Alain se prépare à enfiler une robe de chambre quand la partie inférieure de la baie vitrée se soulève telle une herse, supprimant toute séparation entre son appartement et l’extérieur.
_ « Oh, ça alors… » dit-il, surpris.
_ « Vous pouvez sortir, je referme derrière vous. Tapez au carreau une fois de retour. »
_ « Entendu…vous êtes un sacré ordinateur Ariel. »
_ « Merci Alain. »
_ « Oh, j’y pense, vous pouvez faire ça pour tous les étages ? »
_ « Oui, je peux rétracter la baie vitrée sur toute sa hauteur. »
_ « Vache, ça culmine à 20 mètres là-haut… »
Le petit spectacle dont il vient d’être le spectateur a totalement changé son humeur.

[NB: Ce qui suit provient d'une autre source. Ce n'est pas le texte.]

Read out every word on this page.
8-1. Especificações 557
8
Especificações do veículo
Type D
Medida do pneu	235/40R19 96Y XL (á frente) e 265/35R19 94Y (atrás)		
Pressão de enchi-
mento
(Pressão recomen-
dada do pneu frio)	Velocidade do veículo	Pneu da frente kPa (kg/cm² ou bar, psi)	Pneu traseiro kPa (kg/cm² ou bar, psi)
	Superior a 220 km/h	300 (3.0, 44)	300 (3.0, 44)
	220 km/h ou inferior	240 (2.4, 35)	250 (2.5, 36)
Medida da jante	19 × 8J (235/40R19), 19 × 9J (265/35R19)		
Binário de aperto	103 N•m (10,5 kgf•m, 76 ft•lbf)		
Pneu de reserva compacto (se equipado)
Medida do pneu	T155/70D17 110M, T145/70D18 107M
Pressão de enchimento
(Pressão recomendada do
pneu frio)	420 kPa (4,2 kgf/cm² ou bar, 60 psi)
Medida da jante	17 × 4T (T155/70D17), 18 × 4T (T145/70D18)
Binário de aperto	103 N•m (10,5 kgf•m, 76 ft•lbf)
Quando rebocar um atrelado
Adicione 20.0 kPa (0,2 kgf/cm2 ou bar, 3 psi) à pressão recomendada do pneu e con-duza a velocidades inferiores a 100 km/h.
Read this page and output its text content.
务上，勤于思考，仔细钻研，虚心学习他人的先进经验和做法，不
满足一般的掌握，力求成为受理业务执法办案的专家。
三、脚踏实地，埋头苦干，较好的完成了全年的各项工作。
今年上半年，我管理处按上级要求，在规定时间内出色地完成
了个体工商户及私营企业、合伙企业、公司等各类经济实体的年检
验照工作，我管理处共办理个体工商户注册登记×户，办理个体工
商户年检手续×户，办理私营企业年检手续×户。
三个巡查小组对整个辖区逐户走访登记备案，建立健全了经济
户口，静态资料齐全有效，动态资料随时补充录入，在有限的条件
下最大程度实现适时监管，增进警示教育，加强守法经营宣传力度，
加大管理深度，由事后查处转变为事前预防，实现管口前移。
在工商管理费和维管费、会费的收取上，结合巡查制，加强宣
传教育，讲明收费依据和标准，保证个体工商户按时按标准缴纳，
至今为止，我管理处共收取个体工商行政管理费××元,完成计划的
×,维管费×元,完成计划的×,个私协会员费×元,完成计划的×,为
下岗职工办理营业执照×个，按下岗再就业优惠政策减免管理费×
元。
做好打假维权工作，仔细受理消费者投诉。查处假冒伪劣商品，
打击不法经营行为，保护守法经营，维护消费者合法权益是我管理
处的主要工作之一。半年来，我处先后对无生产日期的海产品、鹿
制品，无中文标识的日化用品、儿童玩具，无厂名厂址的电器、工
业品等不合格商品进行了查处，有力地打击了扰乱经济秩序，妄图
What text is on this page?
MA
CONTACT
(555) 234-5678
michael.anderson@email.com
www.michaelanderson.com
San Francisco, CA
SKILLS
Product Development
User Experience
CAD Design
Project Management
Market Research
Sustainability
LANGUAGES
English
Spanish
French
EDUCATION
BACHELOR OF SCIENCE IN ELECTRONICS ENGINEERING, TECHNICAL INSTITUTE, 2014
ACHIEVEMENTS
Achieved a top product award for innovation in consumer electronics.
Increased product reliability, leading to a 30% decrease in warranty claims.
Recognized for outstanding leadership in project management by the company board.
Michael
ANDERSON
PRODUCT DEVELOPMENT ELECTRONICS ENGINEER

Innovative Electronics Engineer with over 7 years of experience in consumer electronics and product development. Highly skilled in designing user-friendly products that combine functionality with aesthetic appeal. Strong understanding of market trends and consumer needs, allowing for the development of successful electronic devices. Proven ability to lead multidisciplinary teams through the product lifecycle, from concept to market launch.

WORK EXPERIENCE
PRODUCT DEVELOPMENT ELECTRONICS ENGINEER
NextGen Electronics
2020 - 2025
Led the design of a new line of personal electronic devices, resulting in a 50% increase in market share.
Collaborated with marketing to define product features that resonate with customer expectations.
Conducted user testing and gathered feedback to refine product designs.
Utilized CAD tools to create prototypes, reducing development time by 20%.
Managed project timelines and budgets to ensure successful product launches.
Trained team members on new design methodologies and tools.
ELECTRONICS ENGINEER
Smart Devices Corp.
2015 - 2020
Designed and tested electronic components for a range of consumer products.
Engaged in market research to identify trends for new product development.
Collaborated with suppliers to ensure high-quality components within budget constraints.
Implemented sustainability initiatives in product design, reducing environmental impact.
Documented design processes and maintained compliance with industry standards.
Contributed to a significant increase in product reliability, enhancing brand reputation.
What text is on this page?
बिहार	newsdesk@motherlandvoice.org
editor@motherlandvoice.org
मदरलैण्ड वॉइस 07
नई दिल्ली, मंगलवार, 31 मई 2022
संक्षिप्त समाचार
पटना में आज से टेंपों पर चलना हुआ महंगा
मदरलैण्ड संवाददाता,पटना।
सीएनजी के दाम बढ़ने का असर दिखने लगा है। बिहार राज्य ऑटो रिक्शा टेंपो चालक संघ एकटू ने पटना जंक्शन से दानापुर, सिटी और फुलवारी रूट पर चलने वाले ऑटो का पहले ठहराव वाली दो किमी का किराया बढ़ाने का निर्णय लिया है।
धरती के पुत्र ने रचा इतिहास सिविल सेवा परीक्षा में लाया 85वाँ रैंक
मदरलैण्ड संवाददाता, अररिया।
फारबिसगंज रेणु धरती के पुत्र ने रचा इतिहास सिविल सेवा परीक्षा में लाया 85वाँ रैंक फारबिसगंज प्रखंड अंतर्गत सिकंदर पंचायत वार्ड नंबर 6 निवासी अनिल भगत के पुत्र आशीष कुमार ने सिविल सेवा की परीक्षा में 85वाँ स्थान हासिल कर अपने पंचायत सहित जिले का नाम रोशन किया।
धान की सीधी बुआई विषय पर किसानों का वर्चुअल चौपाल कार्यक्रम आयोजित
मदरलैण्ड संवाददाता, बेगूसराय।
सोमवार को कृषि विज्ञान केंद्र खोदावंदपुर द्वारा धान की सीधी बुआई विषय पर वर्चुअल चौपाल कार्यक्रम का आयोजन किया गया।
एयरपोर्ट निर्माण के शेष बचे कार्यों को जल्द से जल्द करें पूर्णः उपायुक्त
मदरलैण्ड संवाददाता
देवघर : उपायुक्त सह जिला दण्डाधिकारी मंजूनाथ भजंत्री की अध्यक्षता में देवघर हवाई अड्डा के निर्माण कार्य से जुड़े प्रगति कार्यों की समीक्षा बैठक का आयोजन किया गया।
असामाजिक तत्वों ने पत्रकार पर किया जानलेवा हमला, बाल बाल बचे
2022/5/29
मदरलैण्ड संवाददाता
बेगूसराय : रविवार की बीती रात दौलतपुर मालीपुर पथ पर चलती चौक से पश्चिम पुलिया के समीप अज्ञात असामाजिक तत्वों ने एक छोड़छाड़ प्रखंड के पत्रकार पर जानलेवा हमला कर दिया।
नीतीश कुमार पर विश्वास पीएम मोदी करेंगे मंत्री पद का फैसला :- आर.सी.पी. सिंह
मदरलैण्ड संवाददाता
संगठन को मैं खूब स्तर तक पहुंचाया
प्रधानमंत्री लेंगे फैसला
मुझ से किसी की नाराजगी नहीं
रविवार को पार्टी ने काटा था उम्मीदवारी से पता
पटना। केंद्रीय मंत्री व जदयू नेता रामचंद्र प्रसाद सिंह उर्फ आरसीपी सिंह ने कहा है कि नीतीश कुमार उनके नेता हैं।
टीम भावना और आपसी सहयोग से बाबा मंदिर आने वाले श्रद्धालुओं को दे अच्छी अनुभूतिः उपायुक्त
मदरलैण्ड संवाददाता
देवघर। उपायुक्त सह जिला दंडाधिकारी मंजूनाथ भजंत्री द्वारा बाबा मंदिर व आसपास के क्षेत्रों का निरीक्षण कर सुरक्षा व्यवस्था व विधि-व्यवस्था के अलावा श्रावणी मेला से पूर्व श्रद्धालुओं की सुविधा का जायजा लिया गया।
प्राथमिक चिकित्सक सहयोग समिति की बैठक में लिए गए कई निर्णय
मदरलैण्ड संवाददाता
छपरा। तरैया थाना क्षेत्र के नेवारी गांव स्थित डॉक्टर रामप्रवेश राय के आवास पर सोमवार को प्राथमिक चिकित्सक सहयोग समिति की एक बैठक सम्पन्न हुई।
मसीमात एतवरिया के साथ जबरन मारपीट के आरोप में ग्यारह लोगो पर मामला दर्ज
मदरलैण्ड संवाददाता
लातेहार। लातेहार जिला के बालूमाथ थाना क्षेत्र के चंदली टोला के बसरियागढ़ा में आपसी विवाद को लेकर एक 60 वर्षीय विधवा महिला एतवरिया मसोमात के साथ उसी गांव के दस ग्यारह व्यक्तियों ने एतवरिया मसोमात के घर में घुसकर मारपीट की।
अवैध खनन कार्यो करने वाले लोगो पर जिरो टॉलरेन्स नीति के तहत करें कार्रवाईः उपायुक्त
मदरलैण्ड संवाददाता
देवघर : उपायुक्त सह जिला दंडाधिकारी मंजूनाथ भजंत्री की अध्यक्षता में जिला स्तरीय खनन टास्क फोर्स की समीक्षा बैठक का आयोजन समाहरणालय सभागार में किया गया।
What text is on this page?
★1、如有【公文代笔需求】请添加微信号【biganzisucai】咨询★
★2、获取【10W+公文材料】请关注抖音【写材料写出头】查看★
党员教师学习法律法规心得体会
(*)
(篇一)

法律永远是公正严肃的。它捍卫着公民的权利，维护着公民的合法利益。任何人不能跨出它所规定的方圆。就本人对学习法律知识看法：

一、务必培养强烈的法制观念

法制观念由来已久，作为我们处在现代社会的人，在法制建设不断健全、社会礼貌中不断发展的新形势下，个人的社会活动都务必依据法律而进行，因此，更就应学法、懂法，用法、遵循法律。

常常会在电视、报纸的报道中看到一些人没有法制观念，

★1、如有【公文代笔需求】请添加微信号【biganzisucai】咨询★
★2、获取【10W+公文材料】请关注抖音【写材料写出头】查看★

Elle s’est allégée.
_ « Ariel, je vais m’asseoir juste là, dehors, ne refermez pas, ce n’est pas la peine. »
_ « Entendu. »
Mains dans les poches il franchit la baie vitrée relevée au quart de sa hauteur totale, puis s’adosse au mur. Il n’y a pas un chat, les écrans géants projettent des images de ciel étoilé. La fatigue le rattrape, il s’assoit par terre, jambes repliées contre son buste, puis s’endort.
Il est 4h21 lorsque Alain se réveille, engourdi. Son premier réflexe est de filer vers son lit, mais la recherche débutée par Ariel lui revient à l’esprit. Est-il sage de vouloir se remettre sur cette affaire à une heure aussi tardive ? Sa logique lui indique que non, mais son coeur penche en faveur du contraire. Vraiment une courte nuit.
_ “Ariel ?”
_ “Je vous suggère de dormir Alain”, déclare la machine comme si elle avait lu dans ses pensées.
_ “Vous avez raison…mais j’ai envie de savoir.”
_ “Laissez-moi vous donner mon avis : Monsieur Daroquin avait raison.”
_ “Monsieur Daroquin ? L’expert en assurances, oui ?”
_ “Oui. Son hypothèse selon laquelle les policiers n’ont pas retenu le bon scénario est exacte.”
_ “Oh…bien. Intéressant…”
_ “Est-ce que vous accepteriez d’aller vous coucher ?”
Alain se fait songeur. Lentement, ses lèvres se pincent, son regard se perd peu à peu dans le vague. Il est figé, debout dans la pénombre.
Pendant de longues secondes, pas un bruit, quand soudain, comme en réponse à ce silence, le compresseur du réfrigérateur se met en marche à l’étage, dans la cuisine.
Sorti de sa torpeur, il hésite :
_ “Est-ce que…”, il marque une pause, ”…est-ce que Sophie…euh…est-elle…”
Il pose lentement son index sur sa bouche, puis se ravise :
_ “C’est assez pour le moment. Bonne nuit Ariel”.